Neff and his nine-dog team crossed the finish line in Kotzebue around 10:25 a.m.
The Kobuk 440 is Alaska’s last major sled dog race of the season. It takes mushers on a roughly 400-mile trail from Kotzebue to Kobuk and back.
Neff led almost the entire race and had a comfortable hour lead on Diehl out of the Kiana checkpoint, just 80 or so miles from the finish.
Diehl charged through the night to try to catch Neff.
Neff said he was watching his back. Shortly before the finish, he stopped on a hill where he had a good view of the trail to snack his dogs. He said he didn’t spot Diehl. He then cruised into Kotzebue, thinking Diehl’s team was still miles behind.
“I’m like, ‘Man, I can’t believe I won this thing so easily.’ And then like, two minutes later, there’s Richie,” he said in a phone interview on Monday morning. “I looked back and I just started giggling. I just couldn’t believe it.”
In a Facebook Live video from the finish of the race on Sunday, Diehl said he was tired.
“I’m a little pooped out after that,” said Diehl, of Aniak. “It was a long night chasing Hugh. Darn, we couldn’t get him.

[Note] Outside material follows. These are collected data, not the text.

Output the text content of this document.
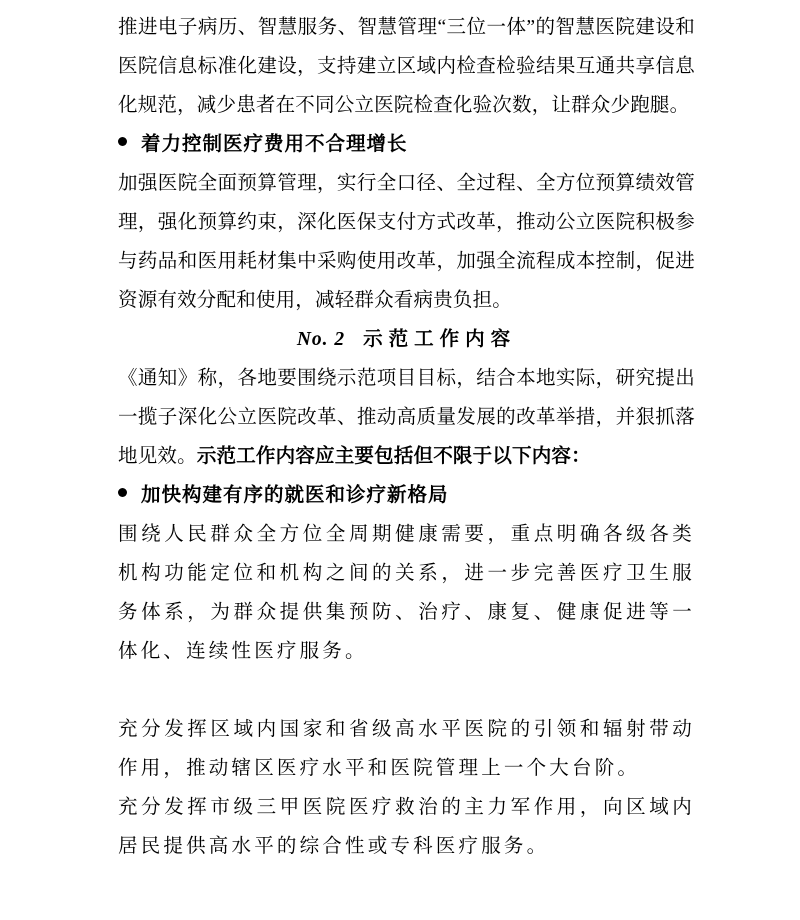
推进电子病历、智慧服务、智慧管理“三位一体”的智慧医院建设和医院信息标准化建设，支持建立区域内检查检验结果互通共享信息化规范，减少患者在不同公立医院检查化验次数，让群众少跑腿。

着力控制医疗费用不合理增长

加强医院全面预算管理，实行全口径、全过程、全方位预算绩效管理，强化预算约束，深化医保支付方式改革，推动公立医院积极参与药品和医用耗材集中采购使用改革，加强全流程成本控制，促进资源有效分配和使用，减轻群众看病贵负担。

No. 2 示范工作内容

《通知》称，各地要围绕示范项目目标，结合本地实际，研究提出一揽子深化公立医院改革、推动高质量发展的改革举措，并狠抓落地见效。示范工作内容应主要包括但不限于以下内容：

加快构建有序的就医和诊疗新格局

围绕人民群众全方位全周期健康需要，重点明确各级各类机构功能定位和机构之间的关系，进一步完善医疗卫生服务体系，为群众提供集预防、治疗、康复、健康促进等一体化、连续性医疗服务。

充分发挥区域内国家和省级高水平医院的引领和辐射带动作用，推动辖区医疗水平和医院管理上一个大台阶。

充分发挥市级三甲医院医疗救治的主力军作用，向区域内居民提供高水平的综合性或专科医疗服务。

But oh well.”
Neff is a longtime musher who currently lives in Anchorage. Neff said his Kobuk 440 dog team was similar to the team he took on this year’s Iditarod. The dogs are from veteran musher Jim Lanier’s Northern Whites Kennel based in Chugiak. Neff was forced to scratch from this year’s Iditarod after race officials raised concerns about the health of his dogs.
He said the Kobuk 440 win felt good.
“Vindication,” Neff said. “I don’t want to be in any type of battle with people. But unfortunately, I am in a battle that wasn’t of my choosing.”
Lanier surprised Neff by flying in to greet him at the finish.
Neff has raced the Kobuk 440 since 2003.
Among the challenges this year, he said: breaking trail. Neff and his team cut a path through 4 to 6 inches of fresh snow, plus drifts of up to a foot during an 85-mile chunk of trail on the way back to Kotzebue.
Also, the race started with temperatures that dipped under 30 below.
Neff credited the win to his 22-month-old dog Solo, who he had in lead for about 300 miles of the race.
“I put her up in front, we’re going at least two to three miles an hour faster, at least,” he said. “She’s really leggy. She’s got a really nice, mellow gait. So she’s very effortless. And she’s got that ‘it’ factor where she never gets tired.”
Neff said after a six-hour nap he was ready to go ice fishing for sheefish outside of Kotzebue. He’ll get a share of a $72,000 prize purse.
Eddie Burke Jr. finished in third place.